4. L'arrêté du 31 janvier 2019 comporte les éléments de droit et de faits sur lesquels il se fonde. D'une part, l'arrêté vise la convention européenne des droits de l'homme et des libertés fondamentales, notamment ses articles 3 et 8, et le code du séjour de l'étranger et du droit d'asile notamment ses articles L. 211-1 et L. 511-1. Les articles L. 313-11 11°, L. 511-1 et L. 513-4 sont également reproduits au sein de l'arrêté. D'autre part, il indique expressément les éléments propres à la situation personnelle de Mme A... en particulier sa nationalité, ses conditions d'entrée en France, les rejets successifs de sa demande d'asile par l'OFPRA le 22 novembre 2017 puis par la CNDA le 2 novembre 2018. Il mentionne l'avis du collège de médecins de l'Office français de l'immigration et de l'intégration (OFII) du 18 janvier 2019 selon lequel si son état nécessite une prise en charge son défaut ne devrait pas entraîner de conséquences d'une exceptionnelle gravité, et qu'elle n'établit pas ne pas pouvoir voyager vers son pays d'origine. Il précise également que ses liens privés et familiaux ne sont pas caractérisés par leur ancienneté ou leur stabilité, alors qu'elle a vécu 45 ans hors de France, et que ses cinq enfants vivent dans son pays d'origine. Enfin, il est indiqué qu'elle ne peut prétendre à un titre de séjour de plein droit, qu'il n'est pas porté une atteinte disproportionnée au droit au respect de sa vie privée et familiale et qu'elle n'établit pas un risque de traitements inhumains et dégradants en cas de retour dans son pays d'origine. Il résulte de ces éléments que le préfet ne s'est pas fondé sur le seul avis du collège des médecins de l'OFII qu'il n'avait pas à questionner en l'absence d'éléments contraires apportés par la requérante. Par suite, le moyen tiré de l'insuffisance de motivation en droit en fait de la décision attaquée doit être écarté.

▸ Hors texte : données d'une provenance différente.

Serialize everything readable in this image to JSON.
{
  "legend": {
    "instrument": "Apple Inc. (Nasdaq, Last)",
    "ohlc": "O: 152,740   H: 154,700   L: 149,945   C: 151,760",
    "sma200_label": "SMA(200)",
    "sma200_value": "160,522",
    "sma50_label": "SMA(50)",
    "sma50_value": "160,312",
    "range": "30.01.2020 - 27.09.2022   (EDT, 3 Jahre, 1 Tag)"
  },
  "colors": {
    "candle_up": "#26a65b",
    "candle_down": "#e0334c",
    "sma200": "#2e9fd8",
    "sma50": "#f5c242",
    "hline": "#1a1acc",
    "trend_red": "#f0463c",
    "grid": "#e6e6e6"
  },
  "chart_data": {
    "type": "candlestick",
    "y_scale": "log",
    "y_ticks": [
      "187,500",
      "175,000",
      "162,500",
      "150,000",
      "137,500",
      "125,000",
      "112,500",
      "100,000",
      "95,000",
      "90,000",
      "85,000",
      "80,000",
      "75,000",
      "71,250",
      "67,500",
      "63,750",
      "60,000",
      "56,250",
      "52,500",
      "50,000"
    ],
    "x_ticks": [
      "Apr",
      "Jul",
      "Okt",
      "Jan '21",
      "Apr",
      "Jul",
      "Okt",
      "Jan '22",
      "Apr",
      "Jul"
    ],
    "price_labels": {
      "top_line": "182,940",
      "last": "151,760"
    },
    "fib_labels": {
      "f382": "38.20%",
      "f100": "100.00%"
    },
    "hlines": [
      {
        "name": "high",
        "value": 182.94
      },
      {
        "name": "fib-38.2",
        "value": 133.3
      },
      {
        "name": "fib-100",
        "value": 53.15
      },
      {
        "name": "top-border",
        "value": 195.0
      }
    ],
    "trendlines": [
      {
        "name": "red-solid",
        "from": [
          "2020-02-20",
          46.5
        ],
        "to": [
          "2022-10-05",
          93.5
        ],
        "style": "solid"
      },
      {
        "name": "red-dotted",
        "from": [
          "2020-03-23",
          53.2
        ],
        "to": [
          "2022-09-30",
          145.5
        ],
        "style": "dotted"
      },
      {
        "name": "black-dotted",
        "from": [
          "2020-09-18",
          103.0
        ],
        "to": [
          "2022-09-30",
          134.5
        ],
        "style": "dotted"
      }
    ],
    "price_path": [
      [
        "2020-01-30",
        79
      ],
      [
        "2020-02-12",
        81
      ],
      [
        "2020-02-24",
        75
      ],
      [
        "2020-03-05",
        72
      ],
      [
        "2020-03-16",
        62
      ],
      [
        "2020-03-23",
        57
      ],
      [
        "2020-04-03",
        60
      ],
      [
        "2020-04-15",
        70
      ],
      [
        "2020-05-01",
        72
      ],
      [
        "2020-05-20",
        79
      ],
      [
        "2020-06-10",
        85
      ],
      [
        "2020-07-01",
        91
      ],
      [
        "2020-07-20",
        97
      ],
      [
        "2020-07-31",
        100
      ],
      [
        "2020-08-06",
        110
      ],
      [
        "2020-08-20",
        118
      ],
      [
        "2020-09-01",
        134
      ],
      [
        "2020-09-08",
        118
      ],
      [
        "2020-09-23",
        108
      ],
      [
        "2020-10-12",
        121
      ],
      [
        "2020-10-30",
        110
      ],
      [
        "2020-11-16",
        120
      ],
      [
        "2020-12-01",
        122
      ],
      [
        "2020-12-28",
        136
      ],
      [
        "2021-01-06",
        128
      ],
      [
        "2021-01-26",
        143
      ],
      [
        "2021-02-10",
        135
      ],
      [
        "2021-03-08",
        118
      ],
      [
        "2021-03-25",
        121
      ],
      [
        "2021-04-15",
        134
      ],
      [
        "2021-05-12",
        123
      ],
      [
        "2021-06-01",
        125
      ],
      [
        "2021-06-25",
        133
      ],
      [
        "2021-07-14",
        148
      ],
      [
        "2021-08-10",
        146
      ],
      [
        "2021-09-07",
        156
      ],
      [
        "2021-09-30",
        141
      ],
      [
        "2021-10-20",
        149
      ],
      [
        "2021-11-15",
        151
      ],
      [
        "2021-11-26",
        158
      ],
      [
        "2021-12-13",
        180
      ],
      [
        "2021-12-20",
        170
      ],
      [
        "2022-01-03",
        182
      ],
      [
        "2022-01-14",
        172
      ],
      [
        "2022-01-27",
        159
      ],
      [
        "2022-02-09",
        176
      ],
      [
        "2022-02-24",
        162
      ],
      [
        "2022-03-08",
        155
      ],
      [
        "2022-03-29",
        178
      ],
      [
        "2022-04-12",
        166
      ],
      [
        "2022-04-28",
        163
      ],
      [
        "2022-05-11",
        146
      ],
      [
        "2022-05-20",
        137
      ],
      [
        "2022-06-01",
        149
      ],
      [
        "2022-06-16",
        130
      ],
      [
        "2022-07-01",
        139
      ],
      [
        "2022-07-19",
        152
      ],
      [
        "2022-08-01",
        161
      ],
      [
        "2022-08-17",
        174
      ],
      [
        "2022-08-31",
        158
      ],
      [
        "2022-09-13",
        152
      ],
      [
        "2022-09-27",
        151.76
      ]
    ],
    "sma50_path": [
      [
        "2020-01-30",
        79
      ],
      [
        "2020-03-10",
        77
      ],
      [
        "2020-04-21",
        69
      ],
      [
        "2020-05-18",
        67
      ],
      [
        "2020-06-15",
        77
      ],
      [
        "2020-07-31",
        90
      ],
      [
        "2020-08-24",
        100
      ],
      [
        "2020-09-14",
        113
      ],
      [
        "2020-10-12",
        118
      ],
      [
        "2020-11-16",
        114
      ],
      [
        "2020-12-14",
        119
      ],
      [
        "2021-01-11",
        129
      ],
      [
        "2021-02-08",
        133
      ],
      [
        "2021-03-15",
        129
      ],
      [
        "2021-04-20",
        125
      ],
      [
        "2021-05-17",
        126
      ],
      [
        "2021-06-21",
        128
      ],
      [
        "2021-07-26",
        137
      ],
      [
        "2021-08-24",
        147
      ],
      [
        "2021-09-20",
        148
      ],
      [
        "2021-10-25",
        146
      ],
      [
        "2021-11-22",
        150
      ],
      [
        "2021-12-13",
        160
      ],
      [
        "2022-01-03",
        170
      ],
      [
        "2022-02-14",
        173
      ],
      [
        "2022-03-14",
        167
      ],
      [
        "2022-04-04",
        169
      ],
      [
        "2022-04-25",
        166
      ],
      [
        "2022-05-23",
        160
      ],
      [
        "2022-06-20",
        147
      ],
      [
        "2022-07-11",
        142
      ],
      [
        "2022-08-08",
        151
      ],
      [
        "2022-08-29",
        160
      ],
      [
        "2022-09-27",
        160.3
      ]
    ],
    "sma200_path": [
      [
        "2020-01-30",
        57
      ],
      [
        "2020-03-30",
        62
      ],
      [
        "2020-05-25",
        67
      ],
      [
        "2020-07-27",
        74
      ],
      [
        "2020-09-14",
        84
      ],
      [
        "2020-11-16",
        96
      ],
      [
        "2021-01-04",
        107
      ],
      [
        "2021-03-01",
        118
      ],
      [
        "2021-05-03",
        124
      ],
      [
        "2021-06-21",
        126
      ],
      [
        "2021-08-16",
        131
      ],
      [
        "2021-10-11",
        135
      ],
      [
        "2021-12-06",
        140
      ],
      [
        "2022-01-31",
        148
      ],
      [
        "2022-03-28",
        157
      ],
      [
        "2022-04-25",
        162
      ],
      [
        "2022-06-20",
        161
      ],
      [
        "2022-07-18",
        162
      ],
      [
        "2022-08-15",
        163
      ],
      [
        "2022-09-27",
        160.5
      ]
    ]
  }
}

5. En deuxième lieu, aux termes de l'article L. 313-11 du code de l'entrée et du séjour des étrangers et du droit d'asile : " Sauf si sa présence constitue une menace pour l'ordre public, la carte de séjour temporaire portant la mention " vie privée et familiale " est délivrée de plein droit : (...) 11° A l'étranger résidant habituellement en France, si son état de santé nécessite une prise en charge médicale dont le défaut pourrait avoir pour lui des conséquences d'une exceptionnelle gravité et si, eu égard à l'offre de soins et aux caractéristiques du système de santé dans le pays dont il est originaire, il ne pourrait pas y bénéficier effectivement d'un traitement approprié (...) La décision de délivrer la carte de séjour est prise par l'autorité administrative après avis d'un collège de médecins du service médical de l'Office français de l'immigration et de l'intégration, dans des conditions définies par décret en Conseil d'Etat (...) ".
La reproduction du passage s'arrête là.